Smith’s torturer says to him: “If you want a picture of the future, imagine a boot stamping on a human face—forever.” That line stopped me. I felt those words were addressed to me. I had written a version of this to start my own novel, only weeks earlier. Then, an unexpected turn had brought me to Orwell’s novel, even if it was written seventy years ago, which was telling me that “the espionage, the betrayals, the arrests, the tortures, the executions, the disappearances will never cease.” All resistance was futile. Was this what I also needed to accept? A few pages later, Smith is asked if there is a single degradation that hasn’t happened to him, if he hasn’t shed every ounce of humanity in begging for relief from pain, and he says, “I have not betrayed Julia.” Okay, I thought, so there’s that. There will be the boot in the face, there will be a world pandemic, but there will be love. That will keep us alive.
Just before I left the villa, I had come across a post that mentioned a story about Margaret Mead. Asked what was the earliest sign of civilization, the famous anthropologist said, “A healed femur.” A healed femur? In the animal world, you cannot survive with a broken leg. You are a meal for the predators. But a healed femur suggests someone took care of you, they helped bandage
your limb, they helped you walk, they brought you food, they protected you. Compassion or caring is the first mark of civilization.
But Orwell wasn’t going to be merciful or compassionate. A few more pages in, and Smith has betrayed Julia too. And then soon thereafter, while the map on my screen said that we were flying over Nova Scotia, the novel came to an end. Smith is no longer Smith. He doesn’t love Julia; he loves Big Brother.

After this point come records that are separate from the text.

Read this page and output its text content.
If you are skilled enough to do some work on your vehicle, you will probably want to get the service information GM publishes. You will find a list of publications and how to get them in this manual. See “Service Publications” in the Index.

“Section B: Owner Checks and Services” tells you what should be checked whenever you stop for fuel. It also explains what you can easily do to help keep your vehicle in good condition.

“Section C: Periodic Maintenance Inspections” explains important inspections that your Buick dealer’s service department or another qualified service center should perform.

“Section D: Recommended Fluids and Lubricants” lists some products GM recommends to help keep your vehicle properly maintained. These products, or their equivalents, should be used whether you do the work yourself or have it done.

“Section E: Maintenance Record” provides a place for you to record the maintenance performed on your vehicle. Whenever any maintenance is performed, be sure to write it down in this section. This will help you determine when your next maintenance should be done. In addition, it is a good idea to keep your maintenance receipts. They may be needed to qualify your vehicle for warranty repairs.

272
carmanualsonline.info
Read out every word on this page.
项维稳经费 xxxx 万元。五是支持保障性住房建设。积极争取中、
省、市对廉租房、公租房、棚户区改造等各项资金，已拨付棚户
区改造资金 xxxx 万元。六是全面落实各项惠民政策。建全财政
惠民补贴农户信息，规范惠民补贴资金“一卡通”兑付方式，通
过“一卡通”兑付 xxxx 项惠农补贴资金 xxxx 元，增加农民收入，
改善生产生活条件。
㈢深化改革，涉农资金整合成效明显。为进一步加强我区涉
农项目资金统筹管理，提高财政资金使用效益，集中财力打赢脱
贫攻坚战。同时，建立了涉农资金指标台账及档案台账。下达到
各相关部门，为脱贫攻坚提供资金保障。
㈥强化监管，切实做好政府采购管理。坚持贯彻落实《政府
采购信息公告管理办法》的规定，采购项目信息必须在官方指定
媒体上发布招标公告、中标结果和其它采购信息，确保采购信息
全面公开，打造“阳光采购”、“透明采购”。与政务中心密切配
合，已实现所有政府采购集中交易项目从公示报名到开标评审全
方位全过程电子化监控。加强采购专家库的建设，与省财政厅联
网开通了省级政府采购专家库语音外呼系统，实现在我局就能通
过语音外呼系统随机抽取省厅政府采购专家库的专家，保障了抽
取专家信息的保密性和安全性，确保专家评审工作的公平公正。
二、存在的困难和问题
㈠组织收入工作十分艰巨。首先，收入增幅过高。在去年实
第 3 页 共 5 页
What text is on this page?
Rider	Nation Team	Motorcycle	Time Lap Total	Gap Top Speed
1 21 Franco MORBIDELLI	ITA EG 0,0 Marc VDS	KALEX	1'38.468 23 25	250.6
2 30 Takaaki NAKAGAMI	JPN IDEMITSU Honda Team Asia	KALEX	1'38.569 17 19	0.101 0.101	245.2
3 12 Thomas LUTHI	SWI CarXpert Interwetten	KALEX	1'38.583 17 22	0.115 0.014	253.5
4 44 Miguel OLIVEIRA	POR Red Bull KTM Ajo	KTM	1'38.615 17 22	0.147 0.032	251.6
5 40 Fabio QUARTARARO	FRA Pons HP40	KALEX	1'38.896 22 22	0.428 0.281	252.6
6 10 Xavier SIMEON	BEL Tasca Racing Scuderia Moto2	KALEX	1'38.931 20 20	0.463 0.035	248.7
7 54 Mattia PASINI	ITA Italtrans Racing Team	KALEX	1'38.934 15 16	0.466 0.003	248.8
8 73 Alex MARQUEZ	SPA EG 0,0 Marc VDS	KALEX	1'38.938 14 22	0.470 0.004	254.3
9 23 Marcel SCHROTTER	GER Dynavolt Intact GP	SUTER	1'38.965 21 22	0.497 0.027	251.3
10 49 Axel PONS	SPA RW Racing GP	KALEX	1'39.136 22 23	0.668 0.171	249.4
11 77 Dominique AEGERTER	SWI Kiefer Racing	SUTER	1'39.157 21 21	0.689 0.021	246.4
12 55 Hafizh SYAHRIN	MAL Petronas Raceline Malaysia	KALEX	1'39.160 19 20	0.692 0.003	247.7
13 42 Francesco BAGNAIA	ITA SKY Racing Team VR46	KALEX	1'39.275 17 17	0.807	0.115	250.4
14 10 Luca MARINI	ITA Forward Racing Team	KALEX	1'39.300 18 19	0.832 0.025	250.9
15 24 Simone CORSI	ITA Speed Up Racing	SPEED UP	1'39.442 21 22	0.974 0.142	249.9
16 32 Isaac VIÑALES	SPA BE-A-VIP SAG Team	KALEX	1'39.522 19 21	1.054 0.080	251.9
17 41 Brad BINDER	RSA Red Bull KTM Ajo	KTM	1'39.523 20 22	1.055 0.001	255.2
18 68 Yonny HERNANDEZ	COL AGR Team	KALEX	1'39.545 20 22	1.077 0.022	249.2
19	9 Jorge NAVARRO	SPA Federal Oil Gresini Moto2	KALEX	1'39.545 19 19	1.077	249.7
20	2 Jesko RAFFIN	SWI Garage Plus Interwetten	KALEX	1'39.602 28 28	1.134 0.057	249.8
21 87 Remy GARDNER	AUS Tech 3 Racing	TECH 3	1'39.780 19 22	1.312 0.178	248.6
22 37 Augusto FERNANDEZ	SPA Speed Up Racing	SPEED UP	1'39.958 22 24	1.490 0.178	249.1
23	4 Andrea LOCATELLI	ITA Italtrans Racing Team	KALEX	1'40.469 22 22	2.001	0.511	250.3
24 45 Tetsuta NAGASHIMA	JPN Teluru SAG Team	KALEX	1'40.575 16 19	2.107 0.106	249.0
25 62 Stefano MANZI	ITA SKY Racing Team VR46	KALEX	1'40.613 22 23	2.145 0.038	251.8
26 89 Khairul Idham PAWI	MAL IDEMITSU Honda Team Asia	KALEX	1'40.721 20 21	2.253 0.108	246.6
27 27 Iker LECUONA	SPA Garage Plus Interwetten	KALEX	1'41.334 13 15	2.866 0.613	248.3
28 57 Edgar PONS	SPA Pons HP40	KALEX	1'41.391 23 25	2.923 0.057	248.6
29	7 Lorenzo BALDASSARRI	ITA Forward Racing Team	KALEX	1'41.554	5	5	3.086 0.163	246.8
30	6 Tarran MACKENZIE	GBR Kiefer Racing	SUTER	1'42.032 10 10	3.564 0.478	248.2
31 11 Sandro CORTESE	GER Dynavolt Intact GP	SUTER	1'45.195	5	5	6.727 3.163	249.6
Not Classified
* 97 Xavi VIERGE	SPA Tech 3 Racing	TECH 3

The novel as a cry of depthless despair.
Except that I turned the page and there was an appendix. “The Principles of Newspeak.” Ostensibly still a part of the novel, it laid out the principles behind the official language of the imaginary imperial state where the story is set. The reader learns again and again that the diminution of meaning in language through a vast reduction in the vocabulary and nuance is all aimed at excising from the human mind a breadth of imagination and freedom. All the ugly neologisms are there not so much to express meaning as to destroy it. In effect, Orwell’s appendix is a political countermanifesto—as well as an appeal on the behalf of art. Save the language—and save the world!
In the end it is very much a writer’s call to arms. It says that if you pay attention to words, and fight to be honest on the page, you will survive with your humanity intact. The point is not to serve as a branch of propaganda but to preserve the uncomfortable or disturbing truth against unrelenting and widespread assault.